= Israel Atomic Energy Commission =

Government Body in Israel

The Israel Atomic Energy Commission (IAEC; הוועדה לאנרגיה אטומית) is the governmental authority responsible for the State of Israel's activities in the nuclear field. It is a front organization for the highly classified organization that headquarters the Israeli nuclear weapons program, the Scientific Authority (מינהל מדעי).

==History==
The establishment of the Israel Atomic Energy Commission was announced on 13 June 1952 by Prime Minister David Ben-Gurion. The prime minister appointed Professor Ernst David Bergmann to be its first director-general. Initially the committee was housed in temporary structures near Rehovot and is now located in Ramat Aviv. It oversaw the establishment of the Soreq Nuclear Research Center, the construction of which started in 1958 and the Negev Nuclear Research Center that began construction in late 1959. In 1966, the dormant IAEC was reestablished as a front organization for the highly classified organization that headquarters the Israeli nuclear weapons program, the Scientific Authority (מינהל מדיי).
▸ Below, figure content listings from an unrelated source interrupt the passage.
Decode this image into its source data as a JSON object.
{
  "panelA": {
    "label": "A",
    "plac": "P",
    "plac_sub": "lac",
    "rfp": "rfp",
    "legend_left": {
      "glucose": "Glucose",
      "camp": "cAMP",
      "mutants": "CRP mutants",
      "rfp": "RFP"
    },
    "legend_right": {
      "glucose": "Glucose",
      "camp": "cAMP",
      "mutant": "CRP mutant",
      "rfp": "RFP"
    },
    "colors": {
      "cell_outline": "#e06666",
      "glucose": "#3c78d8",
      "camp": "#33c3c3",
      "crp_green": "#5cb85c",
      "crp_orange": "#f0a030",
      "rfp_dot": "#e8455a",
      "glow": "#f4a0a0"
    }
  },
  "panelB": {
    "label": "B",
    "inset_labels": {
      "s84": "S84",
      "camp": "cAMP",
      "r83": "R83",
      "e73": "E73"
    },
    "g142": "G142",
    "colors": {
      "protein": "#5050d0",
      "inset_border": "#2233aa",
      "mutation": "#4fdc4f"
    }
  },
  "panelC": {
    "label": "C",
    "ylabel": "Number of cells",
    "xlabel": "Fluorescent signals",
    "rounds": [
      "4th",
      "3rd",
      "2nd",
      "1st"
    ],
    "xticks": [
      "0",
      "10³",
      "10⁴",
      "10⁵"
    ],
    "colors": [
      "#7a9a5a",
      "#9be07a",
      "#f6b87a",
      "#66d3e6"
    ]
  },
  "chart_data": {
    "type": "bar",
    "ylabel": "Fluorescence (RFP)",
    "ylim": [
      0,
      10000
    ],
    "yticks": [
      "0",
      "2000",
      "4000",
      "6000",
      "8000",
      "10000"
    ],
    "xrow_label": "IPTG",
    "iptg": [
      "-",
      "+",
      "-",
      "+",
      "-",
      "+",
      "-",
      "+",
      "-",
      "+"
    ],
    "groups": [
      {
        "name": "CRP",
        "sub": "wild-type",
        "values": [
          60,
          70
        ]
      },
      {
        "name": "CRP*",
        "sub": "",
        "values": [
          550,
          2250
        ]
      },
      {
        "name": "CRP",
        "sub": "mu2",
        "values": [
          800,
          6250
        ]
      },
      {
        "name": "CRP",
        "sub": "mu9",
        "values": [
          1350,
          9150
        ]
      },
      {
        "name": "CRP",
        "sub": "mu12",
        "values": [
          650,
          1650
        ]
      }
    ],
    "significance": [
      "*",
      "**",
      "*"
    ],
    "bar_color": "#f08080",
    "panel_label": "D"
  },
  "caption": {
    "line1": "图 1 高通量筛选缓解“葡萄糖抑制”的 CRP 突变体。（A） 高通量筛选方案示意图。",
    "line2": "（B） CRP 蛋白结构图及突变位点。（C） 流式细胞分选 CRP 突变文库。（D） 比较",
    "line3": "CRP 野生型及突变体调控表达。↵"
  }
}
It would control the two main hubs of weapons development, KAMAG at the Negev center in charge of fissile material production, and the Weapons Development Authority (now Rafael Advanced Defense Systems) in charge of weaponization.

==Functions==
The IAEC advises the government of Israel in areas of nuclear policy and in setting priorities in nuclear research and development. The commission implements governmental policies and represents Israel in international organizations in the nuclear field, such as the International Atomic Energy Agency. The IAEC maintains relationships with relevant national authorities of other countries.